When you think about it, The Daughter of Time is a strikingly unusual work of crime fiction, being as it is one in which the detective spends the entire novel confined to a bed, and does nothing but read books. It doesn’t sound like the most enthralling of premises, I’ll grant you, but I thoroughly enjoyed reading it. It certainly says something about Tey’s abilities as a writer that she is able to make such an apparently prosaic set-up so entertaining and interesting. What emerges from the novel is an intelligent and thought-provoking rumination on the natures of history, truth, text, and story-telling, and on the points at which these concepts intersect. I particularly liked Grant’s coining of the term ‘Tonypandy’ to describe the process by which history is so often written by the winners, for example. If you read a lot of crime fiction, I would certainly recommend you try out this unusual classic of the genre, and if you are interested in ideas about philosophy, history, and the power of the written word, you too might find something to enjoy.

Josephine Tey

4 thoughts on “‘The Daughter of Time’ by Josephine Tey”

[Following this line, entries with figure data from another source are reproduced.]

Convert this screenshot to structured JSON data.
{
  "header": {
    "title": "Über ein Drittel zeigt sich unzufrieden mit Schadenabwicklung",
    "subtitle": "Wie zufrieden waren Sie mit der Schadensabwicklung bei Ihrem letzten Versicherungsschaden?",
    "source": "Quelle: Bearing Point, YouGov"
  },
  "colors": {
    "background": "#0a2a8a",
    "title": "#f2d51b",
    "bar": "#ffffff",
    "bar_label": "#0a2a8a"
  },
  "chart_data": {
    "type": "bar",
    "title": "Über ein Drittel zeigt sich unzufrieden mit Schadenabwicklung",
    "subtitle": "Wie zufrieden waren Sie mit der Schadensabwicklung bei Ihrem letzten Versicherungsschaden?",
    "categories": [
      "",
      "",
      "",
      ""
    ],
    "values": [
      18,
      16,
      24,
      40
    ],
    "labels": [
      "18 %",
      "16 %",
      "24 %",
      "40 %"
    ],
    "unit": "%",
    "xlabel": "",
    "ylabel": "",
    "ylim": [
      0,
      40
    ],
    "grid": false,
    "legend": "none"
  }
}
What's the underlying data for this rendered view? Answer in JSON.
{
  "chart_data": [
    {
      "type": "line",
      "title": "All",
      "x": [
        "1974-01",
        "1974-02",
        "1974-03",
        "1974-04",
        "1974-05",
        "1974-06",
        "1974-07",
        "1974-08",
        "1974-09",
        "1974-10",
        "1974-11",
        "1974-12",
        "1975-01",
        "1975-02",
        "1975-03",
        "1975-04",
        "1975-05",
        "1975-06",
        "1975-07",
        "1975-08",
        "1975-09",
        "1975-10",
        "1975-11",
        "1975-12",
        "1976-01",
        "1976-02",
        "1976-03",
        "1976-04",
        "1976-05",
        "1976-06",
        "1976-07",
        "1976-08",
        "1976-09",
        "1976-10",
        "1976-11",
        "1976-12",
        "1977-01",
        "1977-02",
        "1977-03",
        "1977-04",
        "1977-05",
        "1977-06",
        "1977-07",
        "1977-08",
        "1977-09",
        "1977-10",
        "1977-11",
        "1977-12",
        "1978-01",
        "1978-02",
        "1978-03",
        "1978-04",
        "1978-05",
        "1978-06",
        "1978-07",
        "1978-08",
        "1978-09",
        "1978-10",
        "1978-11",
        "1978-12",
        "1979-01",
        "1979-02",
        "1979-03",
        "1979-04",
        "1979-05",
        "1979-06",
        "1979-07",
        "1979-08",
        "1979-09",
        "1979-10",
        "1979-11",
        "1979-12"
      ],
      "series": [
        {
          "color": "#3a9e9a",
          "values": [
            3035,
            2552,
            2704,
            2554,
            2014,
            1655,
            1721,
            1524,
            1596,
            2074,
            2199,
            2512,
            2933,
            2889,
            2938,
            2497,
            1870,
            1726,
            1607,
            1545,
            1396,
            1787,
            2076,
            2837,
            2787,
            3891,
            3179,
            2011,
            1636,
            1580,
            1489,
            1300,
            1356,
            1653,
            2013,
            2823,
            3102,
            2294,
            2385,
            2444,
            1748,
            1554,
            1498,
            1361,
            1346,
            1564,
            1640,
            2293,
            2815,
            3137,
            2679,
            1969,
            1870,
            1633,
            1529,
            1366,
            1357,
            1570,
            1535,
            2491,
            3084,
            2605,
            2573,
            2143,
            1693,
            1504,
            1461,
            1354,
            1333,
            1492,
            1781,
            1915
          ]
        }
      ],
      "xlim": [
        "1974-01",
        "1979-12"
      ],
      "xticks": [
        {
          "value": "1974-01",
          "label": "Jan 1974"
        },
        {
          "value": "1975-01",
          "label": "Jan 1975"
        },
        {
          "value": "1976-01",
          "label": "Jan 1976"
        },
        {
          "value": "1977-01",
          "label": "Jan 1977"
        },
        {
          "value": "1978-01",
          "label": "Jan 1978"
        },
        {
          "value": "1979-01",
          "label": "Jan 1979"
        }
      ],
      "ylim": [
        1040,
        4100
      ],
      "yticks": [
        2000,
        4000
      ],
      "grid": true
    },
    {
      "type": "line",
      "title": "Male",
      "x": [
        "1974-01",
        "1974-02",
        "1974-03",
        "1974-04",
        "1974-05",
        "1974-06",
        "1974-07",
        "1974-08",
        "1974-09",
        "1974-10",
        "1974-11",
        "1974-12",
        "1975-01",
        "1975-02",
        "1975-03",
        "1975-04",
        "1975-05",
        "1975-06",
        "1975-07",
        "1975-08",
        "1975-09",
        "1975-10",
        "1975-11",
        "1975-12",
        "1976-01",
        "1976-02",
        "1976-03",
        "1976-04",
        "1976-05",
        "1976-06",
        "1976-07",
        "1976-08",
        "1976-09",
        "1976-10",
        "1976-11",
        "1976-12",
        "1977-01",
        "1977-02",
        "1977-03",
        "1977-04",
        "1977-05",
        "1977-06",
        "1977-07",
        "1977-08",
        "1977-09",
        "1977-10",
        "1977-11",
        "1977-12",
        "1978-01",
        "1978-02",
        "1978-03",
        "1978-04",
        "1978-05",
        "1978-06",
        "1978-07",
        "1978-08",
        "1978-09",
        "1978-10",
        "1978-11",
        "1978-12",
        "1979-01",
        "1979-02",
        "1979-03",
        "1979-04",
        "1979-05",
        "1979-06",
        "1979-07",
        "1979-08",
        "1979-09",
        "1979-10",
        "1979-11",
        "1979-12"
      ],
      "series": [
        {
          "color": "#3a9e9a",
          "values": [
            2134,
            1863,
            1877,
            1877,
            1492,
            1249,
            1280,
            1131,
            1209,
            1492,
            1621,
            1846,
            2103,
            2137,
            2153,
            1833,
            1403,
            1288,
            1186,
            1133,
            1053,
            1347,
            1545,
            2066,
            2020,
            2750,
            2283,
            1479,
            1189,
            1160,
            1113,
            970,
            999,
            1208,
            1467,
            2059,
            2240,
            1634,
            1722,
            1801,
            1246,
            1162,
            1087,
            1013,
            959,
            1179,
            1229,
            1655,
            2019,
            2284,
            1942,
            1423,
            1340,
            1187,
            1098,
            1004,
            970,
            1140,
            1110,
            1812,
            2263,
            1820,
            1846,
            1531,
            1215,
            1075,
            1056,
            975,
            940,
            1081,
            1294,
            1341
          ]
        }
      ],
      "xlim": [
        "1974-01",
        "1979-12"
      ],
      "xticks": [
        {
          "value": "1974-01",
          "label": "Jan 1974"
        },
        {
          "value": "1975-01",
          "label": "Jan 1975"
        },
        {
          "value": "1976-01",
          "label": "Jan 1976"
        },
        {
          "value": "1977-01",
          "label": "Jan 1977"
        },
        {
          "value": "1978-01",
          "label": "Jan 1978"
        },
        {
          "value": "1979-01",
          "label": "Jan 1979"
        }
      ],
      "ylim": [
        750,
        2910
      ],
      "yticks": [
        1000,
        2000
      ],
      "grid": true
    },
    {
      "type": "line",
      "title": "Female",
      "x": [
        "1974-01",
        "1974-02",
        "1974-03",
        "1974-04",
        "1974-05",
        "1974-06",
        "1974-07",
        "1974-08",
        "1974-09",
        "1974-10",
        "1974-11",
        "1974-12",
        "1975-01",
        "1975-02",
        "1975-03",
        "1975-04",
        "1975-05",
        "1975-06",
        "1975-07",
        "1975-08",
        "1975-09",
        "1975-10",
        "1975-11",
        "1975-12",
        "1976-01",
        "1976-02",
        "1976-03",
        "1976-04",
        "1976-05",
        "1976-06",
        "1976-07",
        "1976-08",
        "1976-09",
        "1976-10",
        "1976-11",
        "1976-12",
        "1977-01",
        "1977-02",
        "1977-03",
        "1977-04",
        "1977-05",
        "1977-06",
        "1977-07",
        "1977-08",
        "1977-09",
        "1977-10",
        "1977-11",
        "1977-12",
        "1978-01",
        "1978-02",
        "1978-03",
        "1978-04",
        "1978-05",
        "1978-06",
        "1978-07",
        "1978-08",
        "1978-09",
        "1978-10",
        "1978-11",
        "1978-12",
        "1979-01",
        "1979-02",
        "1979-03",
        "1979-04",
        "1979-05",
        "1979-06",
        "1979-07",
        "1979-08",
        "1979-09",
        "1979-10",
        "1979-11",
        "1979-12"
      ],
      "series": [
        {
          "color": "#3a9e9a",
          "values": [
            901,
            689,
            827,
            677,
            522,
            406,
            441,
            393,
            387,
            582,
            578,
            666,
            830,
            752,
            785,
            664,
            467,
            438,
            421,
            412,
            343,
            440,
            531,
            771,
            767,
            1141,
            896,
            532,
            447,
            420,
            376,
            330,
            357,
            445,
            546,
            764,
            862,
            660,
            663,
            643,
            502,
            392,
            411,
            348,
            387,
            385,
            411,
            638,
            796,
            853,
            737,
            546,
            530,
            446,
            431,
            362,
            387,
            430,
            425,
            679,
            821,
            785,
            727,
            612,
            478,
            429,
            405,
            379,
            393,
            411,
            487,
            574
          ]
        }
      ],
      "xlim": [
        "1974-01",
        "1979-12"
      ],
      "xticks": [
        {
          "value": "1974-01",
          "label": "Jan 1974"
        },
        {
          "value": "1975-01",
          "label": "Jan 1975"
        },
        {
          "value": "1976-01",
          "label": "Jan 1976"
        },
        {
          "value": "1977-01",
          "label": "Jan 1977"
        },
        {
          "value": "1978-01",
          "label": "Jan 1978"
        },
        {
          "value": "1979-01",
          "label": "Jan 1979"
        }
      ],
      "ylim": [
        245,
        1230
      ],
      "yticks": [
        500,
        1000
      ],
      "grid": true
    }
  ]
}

  1. This is the only Tey I’ve read, and like you, I really enjoyed it. It does sound like it would be so dull, but really isn’t! I think it was voted by crime writers as the top crime novel at one point. I want to read more of hers, but I haven’t got round to it yet…

    Liked by 1 person

  2. This is my favorite Tey. I love how she is able to make a book where not that much really happens absolutely enthralling. I first read it when I was quite young and a bit of a trusting soul. The idea of tonypandy fascinated me and I went on to read a lot about Richard III.